To keep review deterministic, you can optionally key-sort the output using JSON sort.
Examples
Common patterns people search for (“flatten json”, “json flattener online”, “flatten nested json”) map to these examples:
- API payload to columns: flatten a nested response and then map keys to database columns.
- Flatten JSON to CSV: flatten first, then export key/value pairs or feed the wide object into your CSV tooling.
- Flatten JSON JavaScript / Python: validate your code output by comparing it to the tool output on the same sample payload.
- LeetCode-style flatten: verify edge cases around arrays and mixed nesting.
```json
{
"user": {"id": 42, "name": "Roxy"},
"orders": [{"id": "A1", "total": 19.99}, {"id": "B2", "total": 5.0}],
"active": true
}
```
Edge Cases & Troubleshooting
- Top-level arrays: flattening an array is valid; the output paths typically start with
0, 1, etc. Some downstream tools dislike numeric root keys—wrap the array in an object if needed.
- Nulls and missing fields: flattening preserves
null values, but missing fields won’t exist as keys. Decide whether your downstream needs explicit placeholders.

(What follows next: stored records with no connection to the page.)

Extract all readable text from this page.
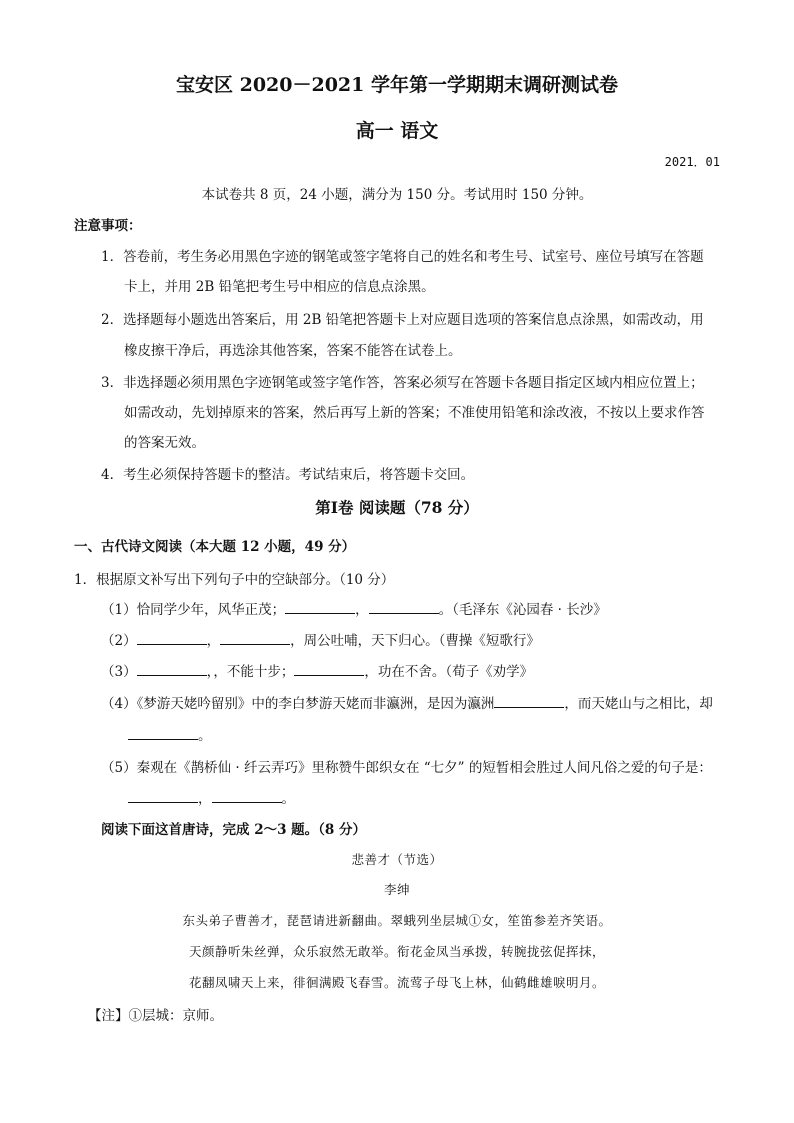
宝安区 2020－2021 学年第一学期期末调研测试卷
高一 语文
2021．01
本试卷共 8 页，24 小题，满分为 150 分。考试用时 150 分钟。
注意事项：
1．答卷前，考生务必用黑色字迹的钢笔或签字笔将自己的姓名和考生号、试室号、座位号填写在答题
卡上，并用 2B 铅笔把考生号中相应的信息点涂黑。
2．选择题每小题选出答案后，用 2B 铅笔把答题卡上对应题目选项的答案信息点涂黑，如需改动，用
橡皮擦干净后，再选涂其他答案，答案不能答在试卷上。
3．非选择题必须用黑色字迹钢笔或签字笔作答，答案必须写在答题卡各题目指定区域内相应位置上；
如需改动，先划掉原来的答案，然后再写上新的答案；不准使用铅笔和涂改液，不按以上要求作答
的答案无效。
4．考生必须保持答题卡的整洁。考试结束后，将答题卡交回。
第Ⅰ卷 阅读题（78 分）
一、古代诗文阅读（本大题 12 小题，49 分）
1．根据原文补写出下列句子中的空缺部分。（10 分）
（1）恰同学少年，风华正茂；	，	。（毛泽东《沁园春 · 长沙》
（2）	，	，周公吐哺，天下归心。（曹操《短歌行》
（3）	，，不能十步；	，功在不舍。（荀子《劝学》
（4）《梦游天姥吟留别》中的李白梦游天姥而非瀛洲，是因为瀛洲	，而天姥山与之相比，却
。
（5）秦观在《鹊桥仙 · 纤云弄巧》里称赞牛郎织女在 “七夕” 的短暂相会胜过人间凡俗之爱的句子是：
，	。
阅读下面这首唐诗，完成 2～3 题。（8 分）
悲善才（节选）
李绅
东头弟子曹善才，琵琶请进新翻曲。翠蛾列坐层城①女，笙笛参差齐笑语。
天颜静听朱丝弹，众乐寂然无敢举。衔花金凤当承拨，转腕拢弦促挥抹，
花翻凤啸天上来，徘徊满殿飞春雪。流莺子母飞上林，仙鹤雌雄唳明月。
【注】①层城：京师。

- Large payloads: very large JSON can be expensive to flatten because the output becomes wide. If you hit performance limits, reduce the payload to a representative sample.
- Delimiter collisions: if a source key contains dots already (e.g.,
"a.b": 1), dot notation becomes ambiguous. You may need an alternate delimiter or an escaping strategy in your pipeline.
- Mixed schemas: if an API changes shape between requests, flattened keys will drift. Use the tool to detect drift by flattening two samples and comparing keys.
Reverse Intent
If you receive event data in a flat-dot format (common in analytics, some log systems, and certain ETL exports), unflattening is the reverse direction you want. A good practice is to keep both representations:
- Flat for indexing/searching/columns
- Nested for API compatibility and developer readability
If unflatten output looks unexpected, check whether array segments are indexed consistently (e.g., items.0, items.1).
FAQ
What is flattening a JSON?
Flattening JSON means turning nested objects and arrays into a single-level object where keys represent paths to each leaf value. It’s a transformation that preserves values while changing the shape.
What is flatten()?
In many libraries, flatten() refers to reducing nested structures into a simpler representation. For JSON, it typically means converting deep paths into one-level “path keys,” often using dot notation.
Why do we flatten data?
Most analytics and storage systems work best with tabular data. Flattening reduces complexity, makes schemas easier to map, and produces stable keys for searching, comparison, and exports.
Is a JSON file a flat file?
Not necessarily. JSON can be flat (one level) or deeply nested. “Flat file” usually describes formats like CSV or TSV. Flattening JSON is a way to make JSON more compatible with flat-file workflows.
Next Steps / Related Workflows
- If you’re validating data transformations, flatten two versions of a payload and compare the resulting key sets to spot schema drift. For value-level differences, use JSON compare.
- When exporting to tables, document your delimiter and array indexing conventions so other teams can reproduce the same mapping.
- For production ETL, consider a schema registry or contract tests so you detect breaking changes before they land in your warehouse.